= Fred Waldhauer =

American electrical engineer

Frederick (Fred) Donald Waldhauer (1927–1993) was an American electrical engineer known for his work in hearing aids and combining art and technology.

== Biography ==
Waldhauer was born on December 6, 1927, and grew up in Brooklyn, New York, United States. He received his bachelor's degree in electrical engineering from Cornell University and his master's degree in electrical engineering from Columbia University.

Much of Waldhauer's career was focused on telephony and digital transmission, including work on T1 carrier systems. From 1948 to 1956, he was at RCA. From 1956 to 1987, he was a member of technical staff at Bell Telephone Laboratories in Holmdel. He published numerous technical and scientific papers on feedback and high-speed digital transmission, as well as writing a book on feedback theory, and early transistor design. He holds more than 14 patents.

Waldhauer became a Fellow of the IEEE in 1977, and was a longtime member of the Audio Engineering Society. In addition to his professional memberships, Mr Waldhauer was a professional engineer in the state of New Jersey and a patent attorney.

In Waldhauer's latter years, at Bell Laboratories, his efforts focused on advanced hearing aid design and technology.

After retiring from Bell Laboratories, Waldhauer continuing work on hearing aid designs at what became Resound (acquired in October 2006 by GN (Great Northern) corporation). Waldhauer's work on programmable multi-band compression at Bell Laboratories, and later at Resound, represented a fundamental shift in hearing aid design that still exists today.

== Work ==

===9 Evenings: Theatre and Engineering===
Waldhauer, Billy Klüver and artists Robert Rauschenberg and Robert Whitman collaborated in 1966 organizing 9 Evenings: Theatre and Engineering, a series of performances that united artists and engineers. The performances were held in New York City's 69th Regiment Armory, on Lexington Avenue between 25th and 26th Streets, as an homage to the original and historical 1913 Armory show. Ten artists worked with more than 30 engineers to produce art performances incorporating new technology.

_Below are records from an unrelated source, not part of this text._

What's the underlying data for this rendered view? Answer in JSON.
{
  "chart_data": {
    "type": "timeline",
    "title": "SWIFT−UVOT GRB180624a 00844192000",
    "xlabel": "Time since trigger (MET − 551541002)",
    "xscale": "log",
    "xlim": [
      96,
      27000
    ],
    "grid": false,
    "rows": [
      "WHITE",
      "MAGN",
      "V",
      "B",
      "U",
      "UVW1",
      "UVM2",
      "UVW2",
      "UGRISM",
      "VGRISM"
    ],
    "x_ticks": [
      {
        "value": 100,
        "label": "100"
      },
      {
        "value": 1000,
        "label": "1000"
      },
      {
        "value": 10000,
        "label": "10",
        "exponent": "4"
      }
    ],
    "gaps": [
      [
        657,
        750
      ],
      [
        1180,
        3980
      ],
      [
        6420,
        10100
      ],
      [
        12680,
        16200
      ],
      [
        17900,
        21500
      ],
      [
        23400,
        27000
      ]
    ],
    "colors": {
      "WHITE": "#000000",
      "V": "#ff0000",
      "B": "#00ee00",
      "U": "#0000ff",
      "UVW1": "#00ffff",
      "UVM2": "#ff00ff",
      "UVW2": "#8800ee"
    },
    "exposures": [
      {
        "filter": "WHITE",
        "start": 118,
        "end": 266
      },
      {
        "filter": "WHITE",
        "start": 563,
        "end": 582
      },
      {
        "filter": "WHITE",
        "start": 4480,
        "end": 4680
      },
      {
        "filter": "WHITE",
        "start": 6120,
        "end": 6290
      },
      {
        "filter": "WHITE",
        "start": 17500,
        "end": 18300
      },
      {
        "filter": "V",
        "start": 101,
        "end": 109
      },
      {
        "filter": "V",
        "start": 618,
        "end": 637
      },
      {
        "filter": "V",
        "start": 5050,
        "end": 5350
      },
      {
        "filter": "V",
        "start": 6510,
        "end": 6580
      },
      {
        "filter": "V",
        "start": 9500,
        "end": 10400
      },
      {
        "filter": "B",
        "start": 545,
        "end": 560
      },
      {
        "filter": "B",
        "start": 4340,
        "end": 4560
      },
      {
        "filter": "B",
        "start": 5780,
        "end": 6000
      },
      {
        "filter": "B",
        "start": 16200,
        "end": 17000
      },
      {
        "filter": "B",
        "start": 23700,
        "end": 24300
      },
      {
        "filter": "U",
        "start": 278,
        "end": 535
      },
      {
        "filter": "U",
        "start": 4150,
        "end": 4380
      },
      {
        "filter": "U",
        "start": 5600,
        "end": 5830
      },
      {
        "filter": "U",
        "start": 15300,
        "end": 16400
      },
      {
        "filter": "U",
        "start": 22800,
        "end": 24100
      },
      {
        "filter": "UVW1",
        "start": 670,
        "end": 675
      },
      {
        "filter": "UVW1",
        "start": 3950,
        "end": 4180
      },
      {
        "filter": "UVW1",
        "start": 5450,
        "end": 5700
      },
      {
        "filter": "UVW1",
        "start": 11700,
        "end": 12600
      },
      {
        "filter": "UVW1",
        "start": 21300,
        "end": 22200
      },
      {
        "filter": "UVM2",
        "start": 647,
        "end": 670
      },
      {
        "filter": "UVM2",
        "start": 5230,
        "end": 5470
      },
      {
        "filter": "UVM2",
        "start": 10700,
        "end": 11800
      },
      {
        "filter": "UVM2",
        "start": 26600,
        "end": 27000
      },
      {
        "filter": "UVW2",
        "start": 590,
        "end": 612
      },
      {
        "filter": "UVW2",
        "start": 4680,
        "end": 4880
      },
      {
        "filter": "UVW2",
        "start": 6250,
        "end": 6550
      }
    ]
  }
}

===Experiments in art and technology===
In 1966, Waldhauer, Robert Rauschenberg, Robert Whitman and Billy Klüver founded Experiments in Art and Technology (E.A.T.) a not-for-profit service organization for artists and engineers. E.A.T. established a Technical Services Program to provide artists with technical information and assistance by matching them with engineers and scientists who can collaborate with them. While working with E.A.T. he helped create the Moon Museum.

==Publications==
- Books
- Arthur W. Lo, Richard O. Endres, Jakob Zawels, Fred D. Waldhauer, Chung-Chih Cheng Transistor Electronics, Prentice Hall Inc., 521 pages.
- Fred D. Waldhauer, Feedback, Wiley-Interscience, 651 pages, ISBN 0-471-05319-8 Description: 1982.

- Articles
- Irwin Dorros, Jack M. Sipress, and Fred Waldhauer. "An experimental 224 Mb/s digital repeatered line." Bell System Technical Journal 45.7 (1966): 993–1043.
- Fred Waldhauer & Edgar Villchur "Full Dynamic Range Multiband Compression In a Hearing Aid", The Hearing Journal, September 1988, relates to dynamic range compression.